Sono passati più di venti anni dalla messa a bando dell’amianto, ma ancora oggi questa fibra killer è presente in più di 38.000 siti. I dati dell’INAIL parlano chiaro: nel 2013 116 scuole di ogni grado, 37 ospedali e case di cura, 86 uffici pubblici aspettavano di essere bonificati. Sono numeri sottostimati visto che alcune Regioni non hanno neanche iniziato la mappatura del proprio territorio. Ma una volta che finalmente viene smantellato, l’amianto dove va a finire?

COME VIENE SMALTITO

Prima di capirlo, bisogna sapere che esistono tre modi per renderlo inoffensivo: in discarica tramite interramento, in impianti dove vengono effettuati processi chimici o idrotermici e in quelli di litificazione, vetrificazione e ceramizzazione. Negli ultimi due casi l’amianto viene trasformato in un composto inerte che non può più sprigionare alcuna fibra, ma è un procedimento più costoso e lungo. In Italia l’unica tecnica utilizzata è quella della discarica che deve essere dotata di apposite celle dove sversare il materiale. Una volta depositato, nell’arco della stessa giornata viene ricoperto con uno strato di terreno di almeno 20 centimetri di spessore. L’amianto, essendo un minerale, sottoterra torna al suo stato naturale.

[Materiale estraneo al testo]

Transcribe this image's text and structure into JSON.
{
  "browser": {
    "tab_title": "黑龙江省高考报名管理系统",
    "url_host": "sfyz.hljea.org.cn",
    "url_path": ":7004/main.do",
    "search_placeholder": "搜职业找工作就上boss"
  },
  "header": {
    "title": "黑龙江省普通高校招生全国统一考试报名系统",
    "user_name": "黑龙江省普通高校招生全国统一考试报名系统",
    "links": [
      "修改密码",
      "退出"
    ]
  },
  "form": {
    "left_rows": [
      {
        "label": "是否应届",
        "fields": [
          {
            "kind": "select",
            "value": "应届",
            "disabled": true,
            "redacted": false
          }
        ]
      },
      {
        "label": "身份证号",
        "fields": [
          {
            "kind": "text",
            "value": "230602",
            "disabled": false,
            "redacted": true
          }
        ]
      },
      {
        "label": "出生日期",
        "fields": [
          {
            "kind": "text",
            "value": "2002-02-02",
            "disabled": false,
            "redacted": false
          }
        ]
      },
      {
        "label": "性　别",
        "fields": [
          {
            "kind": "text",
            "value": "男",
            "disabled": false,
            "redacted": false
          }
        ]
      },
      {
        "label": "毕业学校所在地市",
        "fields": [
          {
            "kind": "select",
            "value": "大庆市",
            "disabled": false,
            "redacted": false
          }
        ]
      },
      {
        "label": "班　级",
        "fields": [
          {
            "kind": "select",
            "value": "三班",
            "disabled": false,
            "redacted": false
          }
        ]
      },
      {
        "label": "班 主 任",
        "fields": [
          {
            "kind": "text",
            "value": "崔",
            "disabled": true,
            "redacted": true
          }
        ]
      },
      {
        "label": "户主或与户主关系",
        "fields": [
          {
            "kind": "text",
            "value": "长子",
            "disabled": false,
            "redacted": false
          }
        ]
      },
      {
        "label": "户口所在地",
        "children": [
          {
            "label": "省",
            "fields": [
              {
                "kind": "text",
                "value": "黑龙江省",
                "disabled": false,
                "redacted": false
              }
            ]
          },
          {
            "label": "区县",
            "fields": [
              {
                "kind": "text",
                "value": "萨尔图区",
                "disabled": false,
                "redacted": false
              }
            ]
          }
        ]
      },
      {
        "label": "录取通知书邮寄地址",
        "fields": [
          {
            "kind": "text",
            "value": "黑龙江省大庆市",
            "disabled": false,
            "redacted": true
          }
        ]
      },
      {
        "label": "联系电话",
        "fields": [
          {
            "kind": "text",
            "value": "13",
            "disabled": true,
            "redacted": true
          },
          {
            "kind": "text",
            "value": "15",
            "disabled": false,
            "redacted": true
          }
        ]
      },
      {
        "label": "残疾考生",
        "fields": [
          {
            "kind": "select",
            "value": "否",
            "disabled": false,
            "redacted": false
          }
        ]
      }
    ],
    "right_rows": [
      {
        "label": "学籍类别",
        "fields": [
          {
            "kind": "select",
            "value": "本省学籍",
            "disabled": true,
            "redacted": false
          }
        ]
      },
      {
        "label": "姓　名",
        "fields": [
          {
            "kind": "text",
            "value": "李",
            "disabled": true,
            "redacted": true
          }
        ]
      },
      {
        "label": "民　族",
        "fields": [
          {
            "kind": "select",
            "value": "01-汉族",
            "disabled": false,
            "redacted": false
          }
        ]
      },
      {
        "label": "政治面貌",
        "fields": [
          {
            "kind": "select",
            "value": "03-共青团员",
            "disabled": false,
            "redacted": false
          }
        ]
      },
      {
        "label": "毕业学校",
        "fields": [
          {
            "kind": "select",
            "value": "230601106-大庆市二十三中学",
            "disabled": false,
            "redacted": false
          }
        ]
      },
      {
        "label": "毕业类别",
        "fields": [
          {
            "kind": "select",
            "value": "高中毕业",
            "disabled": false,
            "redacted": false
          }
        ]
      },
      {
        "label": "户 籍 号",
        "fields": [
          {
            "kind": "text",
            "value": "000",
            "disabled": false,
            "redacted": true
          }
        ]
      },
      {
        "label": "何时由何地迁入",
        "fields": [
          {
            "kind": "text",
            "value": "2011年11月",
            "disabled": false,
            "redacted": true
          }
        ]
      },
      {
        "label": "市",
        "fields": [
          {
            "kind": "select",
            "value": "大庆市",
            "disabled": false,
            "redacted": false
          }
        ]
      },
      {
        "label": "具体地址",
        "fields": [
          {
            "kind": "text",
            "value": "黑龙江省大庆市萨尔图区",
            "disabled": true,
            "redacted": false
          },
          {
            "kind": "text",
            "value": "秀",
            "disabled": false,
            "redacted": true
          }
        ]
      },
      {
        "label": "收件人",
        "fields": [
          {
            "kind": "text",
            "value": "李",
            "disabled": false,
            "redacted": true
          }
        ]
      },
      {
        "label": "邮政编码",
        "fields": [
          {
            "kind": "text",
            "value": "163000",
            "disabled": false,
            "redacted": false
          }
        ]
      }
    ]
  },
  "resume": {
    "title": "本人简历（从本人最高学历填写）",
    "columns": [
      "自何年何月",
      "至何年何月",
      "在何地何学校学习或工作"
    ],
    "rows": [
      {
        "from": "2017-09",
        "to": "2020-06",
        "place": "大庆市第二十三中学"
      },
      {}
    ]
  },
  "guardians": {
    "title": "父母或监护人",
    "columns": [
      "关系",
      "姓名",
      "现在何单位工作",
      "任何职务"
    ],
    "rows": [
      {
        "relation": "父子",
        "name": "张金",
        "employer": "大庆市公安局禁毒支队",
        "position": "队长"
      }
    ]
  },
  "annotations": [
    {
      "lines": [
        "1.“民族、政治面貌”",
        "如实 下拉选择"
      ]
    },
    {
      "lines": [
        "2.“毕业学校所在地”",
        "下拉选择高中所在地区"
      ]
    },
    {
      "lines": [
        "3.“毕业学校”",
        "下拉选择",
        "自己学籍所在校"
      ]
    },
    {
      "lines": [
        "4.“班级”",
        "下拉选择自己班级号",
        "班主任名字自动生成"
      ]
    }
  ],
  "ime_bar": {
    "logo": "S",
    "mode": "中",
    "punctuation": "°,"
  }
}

Esistono due tipi diversi di amianto: quello compatto e quello friabile. Alla prima categoria appartengono i manufatti in cui la fibra è presente solo al 10 per cento mentre il resto è cemento o vinile. Sono definiti friabili, invece, tutti i materiali che possono essere facilmente sbriciolati o ridotti in polvere con la semplice pressione delle dita e hanno al loro interno una percentuale di amianto anche del 95 per cento. Sono stati utilizzati per decenni per realizzare tubi, caldaie, frigoriferi e nel settore dei trasporti per la coibentazione di carrozze ferroviarie, navi e autobus. Quello friabile è molto pericoloso per l’uomo: in un centimetro si possono depositare 335.000 fibre che, se inalate, restano all’interno del nostro organismo anche per trenta-quarant’anni, causando tumori dell’apparato respiratorio come il mesotelioma.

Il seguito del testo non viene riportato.